Newsom recall will cost California taxpayers $215 million, state officials say

An analysis released Thursday projects the recall election against Gov. Gavin Newsom will cost at least $215 million, less than what elections officials initially estimated but a large enough price tag that local governments across California will need the state to pick up the tab.

The estimate, contained in a memo to the Joint Legislature Budget Committee, was calculated by surveying elections officials from each of the state’s 58 counties. It could provide the basis for one of two fiscal analyses required by California law, both of which must be completed before a date can be set for the special election in which voters could oust Newsom from office.

“The total costs reported by all counties to conduct a special statewide recall election is $215 million,” state Department of Finance Director Keely Martin Bosler wrote in the letter to lawmakers. “This estimate does not reflect the Secretary of State’s costs associated with a statewide recall election.”

The bulk of the costs for the election would be incurred on the local level, where elections are conducted. State costs are generally much smaller. A spokesperson for Secretary of State Shirley Weber didn’t immediately respond to a request for comment about what other expenses might be expected.

Critics of Newsom submitted more than enough voter signatures this spring to trigger a recall election, setting the stage for only the second gubernatorial recall in California history. Then-Gov. Gray Davis lost a 2003 recall, replaced by Republican Gov. Arnold Schwarzenegger. So far, almost six dozen Californians have filed statements of intention seeking to run in the recall election — including former San Diego Mayor Kevin Faulconer, 2018 gubernatorial hopeful John Cox and reality TV star and retired Olympic decathlete Caitlyn Jenner, all Republicans.

No prominent Democrats have joined the preliminary field. Candidates can’t formally join the race until after an election date is chosen by Lt. Gov. Eleni Kounalakis.

A poll by UC Berkeley’s Institute of Governmental Studies that was co-sponsored by The Times and released last month found only 36% of registered voters surveyed would remove Newsom from office.

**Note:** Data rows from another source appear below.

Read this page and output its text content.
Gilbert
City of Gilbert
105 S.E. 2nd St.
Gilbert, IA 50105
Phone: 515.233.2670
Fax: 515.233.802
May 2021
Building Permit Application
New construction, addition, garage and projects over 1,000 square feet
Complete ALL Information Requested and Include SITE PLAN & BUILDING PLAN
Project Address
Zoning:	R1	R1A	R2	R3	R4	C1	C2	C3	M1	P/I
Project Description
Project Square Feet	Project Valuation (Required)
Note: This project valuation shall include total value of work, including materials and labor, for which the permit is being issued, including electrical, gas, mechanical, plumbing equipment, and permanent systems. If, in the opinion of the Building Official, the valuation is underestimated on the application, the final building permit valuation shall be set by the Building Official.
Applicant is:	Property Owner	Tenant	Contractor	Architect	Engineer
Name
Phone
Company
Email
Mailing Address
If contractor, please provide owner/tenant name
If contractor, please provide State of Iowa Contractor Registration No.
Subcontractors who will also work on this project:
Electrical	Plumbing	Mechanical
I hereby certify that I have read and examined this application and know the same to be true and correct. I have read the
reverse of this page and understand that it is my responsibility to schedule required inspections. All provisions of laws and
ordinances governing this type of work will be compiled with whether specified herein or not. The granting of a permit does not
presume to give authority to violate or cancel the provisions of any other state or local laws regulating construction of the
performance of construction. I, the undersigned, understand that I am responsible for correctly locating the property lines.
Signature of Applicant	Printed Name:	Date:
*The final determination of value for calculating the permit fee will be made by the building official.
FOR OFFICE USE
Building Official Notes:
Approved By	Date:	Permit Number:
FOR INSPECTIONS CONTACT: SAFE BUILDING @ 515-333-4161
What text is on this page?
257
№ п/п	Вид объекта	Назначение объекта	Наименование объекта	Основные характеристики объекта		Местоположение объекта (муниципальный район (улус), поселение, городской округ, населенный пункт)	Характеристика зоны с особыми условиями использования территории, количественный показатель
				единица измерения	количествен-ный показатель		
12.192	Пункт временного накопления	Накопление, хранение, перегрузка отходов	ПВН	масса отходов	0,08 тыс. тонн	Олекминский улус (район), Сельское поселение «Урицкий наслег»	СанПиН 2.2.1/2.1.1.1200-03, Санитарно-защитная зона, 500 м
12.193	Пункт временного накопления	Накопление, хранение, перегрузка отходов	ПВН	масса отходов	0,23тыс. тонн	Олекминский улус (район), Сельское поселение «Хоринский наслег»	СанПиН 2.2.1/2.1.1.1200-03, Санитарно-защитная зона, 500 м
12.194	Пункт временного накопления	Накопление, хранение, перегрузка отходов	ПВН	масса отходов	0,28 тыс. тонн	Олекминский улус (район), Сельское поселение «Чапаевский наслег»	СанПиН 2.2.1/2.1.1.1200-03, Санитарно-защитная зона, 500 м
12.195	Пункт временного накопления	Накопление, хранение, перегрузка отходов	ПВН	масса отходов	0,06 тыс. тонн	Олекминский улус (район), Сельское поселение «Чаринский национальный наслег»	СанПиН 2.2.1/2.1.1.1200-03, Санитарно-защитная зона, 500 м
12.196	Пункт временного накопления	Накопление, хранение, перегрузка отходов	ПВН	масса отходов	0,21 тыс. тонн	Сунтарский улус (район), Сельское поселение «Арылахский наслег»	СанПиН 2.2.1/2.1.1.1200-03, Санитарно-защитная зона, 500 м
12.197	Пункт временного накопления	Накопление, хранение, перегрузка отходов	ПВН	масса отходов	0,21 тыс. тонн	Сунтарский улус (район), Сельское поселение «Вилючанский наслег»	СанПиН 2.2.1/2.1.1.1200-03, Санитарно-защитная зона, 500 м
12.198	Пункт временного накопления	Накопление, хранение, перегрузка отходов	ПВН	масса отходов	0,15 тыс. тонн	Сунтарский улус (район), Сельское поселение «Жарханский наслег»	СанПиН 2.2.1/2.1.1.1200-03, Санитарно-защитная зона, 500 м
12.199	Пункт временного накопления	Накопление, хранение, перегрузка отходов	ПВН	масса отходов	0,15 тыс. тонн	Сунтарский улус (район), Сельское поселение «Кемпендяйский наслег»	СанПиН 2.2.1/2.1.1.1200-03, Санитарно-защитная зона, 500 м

Though the date of the recall election is somewhat in flux, the survey conducted by state finance officials may speed up one of the two required fiscal analyses. Legislators significantly revamped the process in 2017, adding time for voters who signed recall petitions to withdraw their signatures and ensuring costs of the special election are taken into account. The process is likely to result in a special statewide election in early fall.

The survey of California counties unsurprisingly found most of the costs for conducting a recall election would come from the state’s urban centers — with Los Angeles County estimating expenses of $49.1 million, San Bernardino County pegging its costs at $32 million and San Diego County reporting an estimate of $20 million. Alameda County’s estimate of almost $21 million in recall election costs was the highest of any county in Northern California.

In April, elections officials across the state painted a more dire picture, offering a preliminary estimate of $400 million. That number, they said, was based on the costs incurred in the 2020 election cycle.

Neither effort to crunch the numbers should be considered complete. A large number of candidates running to replace Newsom, for example, can lead to multipage ballots and voter guides, adding on additional expenses. In 2003, for example, there were 135 candidates on the ballot seeking to replace Davis.

It’s also uncertain what kinds of in-person regulations might be adopted by the Legislature for the recall if COVID-19 conditions should worsen. The pandemic prompted lawmakers earlier this year to extend last year’s temporary rules requiring elections officials to mail a ballot in the recall election to all of California’s 21 million voters.

How legislators will respond to the recall election’s cost is still unclear. As the Legislature continues to negotiate a state budget with Newsom ahead of next week’s constitutional deadline, lawmakers could choose to put a precise number in the spending plan or simply agree to cover all election-related costs.

Kim Alexander, president of the nonpartisan California Voter Foundation, said it’s important that state officials ensure the funding will be sufficient to cover the expenses.

“County election departments have been hit hard by staff losses, budget cuts and an uptick in harassment and personal attacks,” she said. “This funding will give them peace of mind that they will have adequate resources to carry out their responsibilities.”